What work is the CDC doing in Southeast Asia looking at the spread of COVID-19 from animals to humans ?
Within our health security team in the CDC office, we have a “One Health” team. It's really bringing together human health, animal health, and environmental health in a more - sort of cohesive - fashion. The “One Health” team is working with a variety of different partners both in Thailand and in the region, at the academic level, at the government level, at the UN level to try to bring together approaches.
I would say that one of the main activities that they’ve been doing up until this point was really looking at testing for avian influenza, that exists in poultry mostly, but it potentially can jump the species barrier and infect humans - this region has a long history of new influenza viruses really affecting humans that have originated in poultry.
Up until early January, there was not any work going on with regards to COVID-19 because we hadn’t looked at it. But while we don’t really understand where this virus came from, if we look at the genetic sequence of the virus, we understand it’s closely related to coronaviruses that exist in bats. And so we’re trying to set up a surveillance testing system not only in Thailand, but possibly throughout the region, to look closer at the bat viruses, and get an earlier indication of the presence of these types of viruses, before they jump from animals into humans.
How has the CDC been able to co-ordinate with the Thai government on its COVID-19 response?’
Over the last 20 years, we’ve worked hand-in-glove with the Health ministry to further strengthen their lab systems and their ability to manage public health emergencies.
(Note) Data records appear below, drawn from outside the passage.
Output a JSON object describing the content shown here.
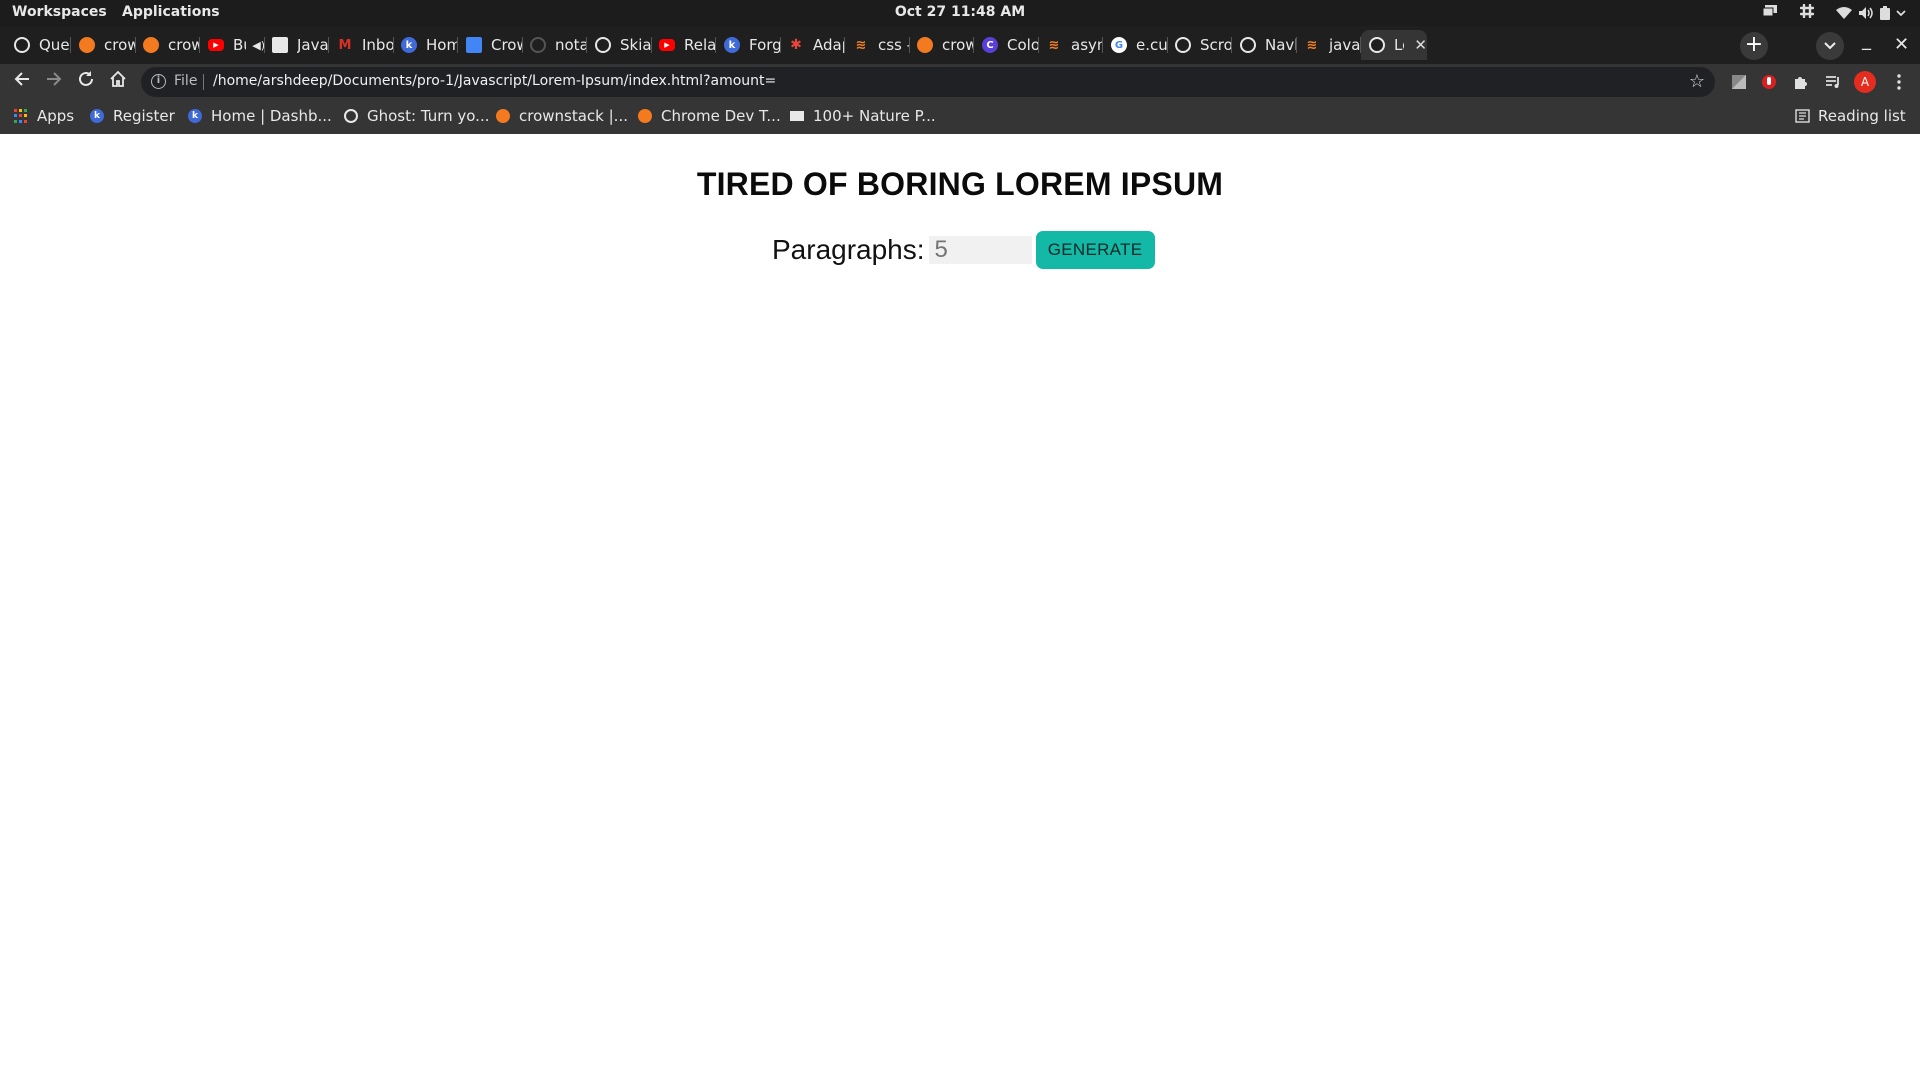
{
  "topbar": {
    "workspaces": "Workspaces",
    "applications": "Applications",
    "clock": "Oct 27  11:48 AM"
  },
  "tabs": [
    {
      "title": "Ques",
      "icon": "chrome-globe-icon",
      "color": "#e8e8e8"
    },
    {
      "title": "crowr",
      "icon": "crownstack-icon",
      "color": "#f47a20"
    },
    {
      "title": "crowr",
      "icon": "crownstack-icon",
      "color": "#f47a20"
    },
    {
      "title": "Bu",
      "icon": "youtube-icon",
      "color": "#ff0000"
    },
    {
      "title": "JavaS",
      "icon": "bookmark-icon",
      "color": "#e8e8e8"
    },
    {
      "title": "Inbox",
      "icon": "gmail-icon",
      "color": "#d93025"
    },
    {
      "title": "Home",
      "icon": "k-icon",
      "color": "#3f6ad8"
    },
    {
      "title": "Crow",
      "icon": "calendar-icon",
      "color": "#4285f4"
    },
    {
      "title": "notas",
      "icon": "loading-icon",
      "color": "#555555"
    },
    {
      "title": "Skia",
      "icon": "chrome-globe-icon",
      "color": "#e8e8e8"
    },
    {
      "title": "Relax",
      "icon": "youtube-icon",
      "color": "#ff0000"
    },
    {
      "title": "Forgo",
      "icon": "k-icon",
      "color": "#3f6ad8"
    },
    {
      "title": "Adap",
      "icon": "asterisk-icon",
      "color": "#e8453c"
    },
    {
      "title": "css -",
      "icon": "stackoverflow-icon",
      "color": "#f48024"
    },
    {
      "title": "crown",
      "icon": "crownstack-icon",
      "color": "#f47a20"
    },
    {
      "title": "Color",
      "icon": "canva-icon",
      "color": "#5a3fd8"
    },
    {
      "title": "async",
      "icon": "stackoverflow-icon",
      "color": "#f48024"
    },
    {
      "title": "e.cur",
      "icon": "google-icon",
      "color": "#4285f4"
    },
    {
      "title": "Scrol",
      "icon": "chrome-globe-icon",
      "color": "#e8e8e8"
    },
    {
      "title": "Navb",
      "icon": "chrome-globe-icon",
      "color": "#e8e8e8"
    },
    {
      "title": "javas",
      "icon": "stackoverflow-icon",
      "color": "#f48024"
    },
    {
      "title": "Lo",
      "icon": "chrome-globe-icon",
      "color": "#e8e8e8",
      "active": true
    }
  ],
  "toolbar": {
    "file_label": "File",
    "url": "/home/arshdeep/Documents/pro-1/Javascript/Lorem-Ipsum/index.html?amount=",
    "profile_initial": "A"
  },
  "bookmarks": [
    {
      "label": "Apps",
      "icon": "apps-grid-icon"
    },
    {
      "label": "Register",
      "icon": "k-icon",
      "color": "#3f6ad8"
    },
    {
      "label": "Home | Dashb...",
      "icon": "k-icon",
      "color": "#3f6ad8"
    },
    {
      "label": "Ghost: Turn yo...",
      "icon": "ghost-icon",
      "color": "#e8e8e8"
    },
    {
      "label": "crownstack |...",
      "icon": "crownstack-icon",
      "color": "#f47a20"
    },
    {
      "label": "Chrome Dev T...",
      "icon": "crownstack-icon",
      "color": "#f47a20"
    },
    {
      "label": "100+ Nature P...",
      "icon": "unsplash-icon",
      "color": "#e8e8e8"
    }
  ],
  "reading_list": "Reading list",
  "page": {
    "title": "TIRED OF BORING LOREM IPSUM",
    "form_label": "Paragraphs:",
    "amount_value": "5",
    "generate_label": "GENERATE"
  },
  "colors": {
    "accent": "#14b8a6",
    "chrome_dark": "#1f1f1f",
    "toolbar": "#353535"
  }
}
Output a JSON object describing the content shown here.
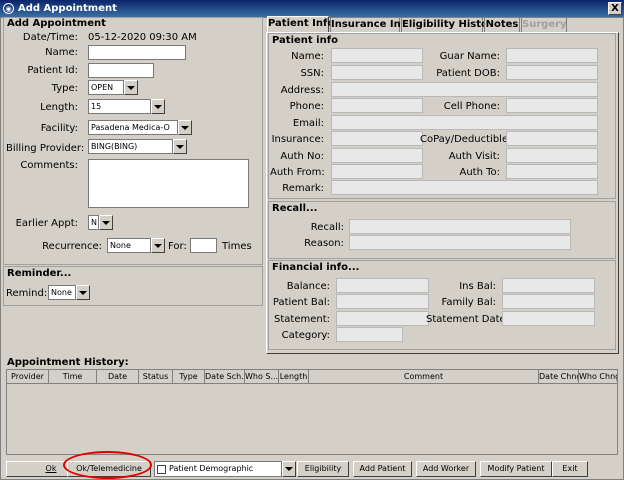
{
  "window": {
    "title": "Add Appointment",
    "close_glyph": "X"
  },
  "appointment": {
    "section_title": "Add Appointment",
    "datetime_label": "Date/Time:",
    "datetime_value": "05-12-2020 09:30 AM",
    "name_label": "Name:",
    "patient_id_label": "Patient Id:",
    "type_label": "Type:",
    "type_value": "OPEN",
    "length_label": "Length:",
    "length_value": "15",
    "facility_label": "Facility:",
    "facility_value": "Pasadena Medica-O",
    "billing_label": "Billing Provider:",
    "billing_value": "BING(BING)",
    "comments_label": "Comments:",
    "earlier_label": "Earlier Appt:",
    "earlier_value": "N",
    "recurrence_label": "Recurrence:",
    "recurrence_value": "None",
    "for_label": "For:",
    "times_label": "Times"
  },
  "reminder": {
    "section_title": "Reminder...",
    "remind_label": "Remind:",
    "remind_value": "None"
  },
  "tabs": [
    {
      "label": "Patient Info"
    },
    {
      "label": "Insurance Info"
    },
    {
      "label": "Eligibility History"
    },
    {
      "label": "Notes"
    },
    {
      "label": "Surgery"
    }
  ],
  "patient_info": {
    "section_title": "Patient info",
    "name": "Name:",
    "guar_name": "Guar Name:",
    "ssn": "SSN:",
    "dob": "Patient DOB:",
    "address": "Address:",
    "phone": "Phone:",
    "cell": "Cell Phone:",
    "email": "Email:",
    "insurance": "Insurance:",
    "copay": "CoPay/Deductible:",
    "auth_no": "Auth No:",
    "auth_visit": "Auth Visit:",
    "auth_from": "Auth From:",
    "auth_to": "Auth To:",
    "remark": "Remark:"
  },
  "recall": {
    "section_title": "Recall...",
    "recall": "Recall:",
    "reason": "Reason:"
  },
  "financial": {
    "section_title": "Financial info...",
    "balance": "Balance:",
    "ins_bal": "Ins Bal:",
    "patient_bal": "Patient Bal:",
    "family_bal": "Family Bal:",
    "statement": "Statement:",
    "statement_date": "Statement Date:",
    "category": "Category:"
  },
  "history": {
    "section_title": "Appointment History:",
    "columns": [
      "Provider",
      "Time",
      "Date",
      "Status",
      "Type",
      "Date Sch...",
      "Who S...",
      "Length",
      "Comment",
      "Date Chng",
      "Who Chng"
    ]
  },
  "buttons": {
    "ok": "Ok",
    "ok_telemedicine": "Ok/Telemedicine",
    "patient_demographic": "Patient Demographic",
    "eligibility": "Eligibility",
    "add_patient": "Add Patient",
    "add_worker": "Add Worker",
    "modify_patient": "Modify Patient",
    "exit": "Exit"
  },
  "colors": {
    "highlight_ring": "#e00000",
    "title_bar": "#0a246a"
  }
}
We’ve also got a specialized team on global migration and quarantine who worked with the Thais in strengthening at all points of border entry, screening for a variety of infectious diseases.
You know, the Thais recognised the risk early on. They looked at data, they saw that the number one destination of travellers from Wuhan in the region, in fact in the world, the number one destination was Bangkok.
Thailand had four of the top 20 sites of Wuhan tourists coming to the country, so the Thai ministry set up point of entry screening at the airports where visitors from Wuhan were coming in and, in fact, detected one of the first cases of COVID-19 outside China on January 8.
They did a very good job at containing the disease, and then,they brought in a lockdown — shutting down restaurants and bars, closing schools, closing malls, not allowing large gatherings.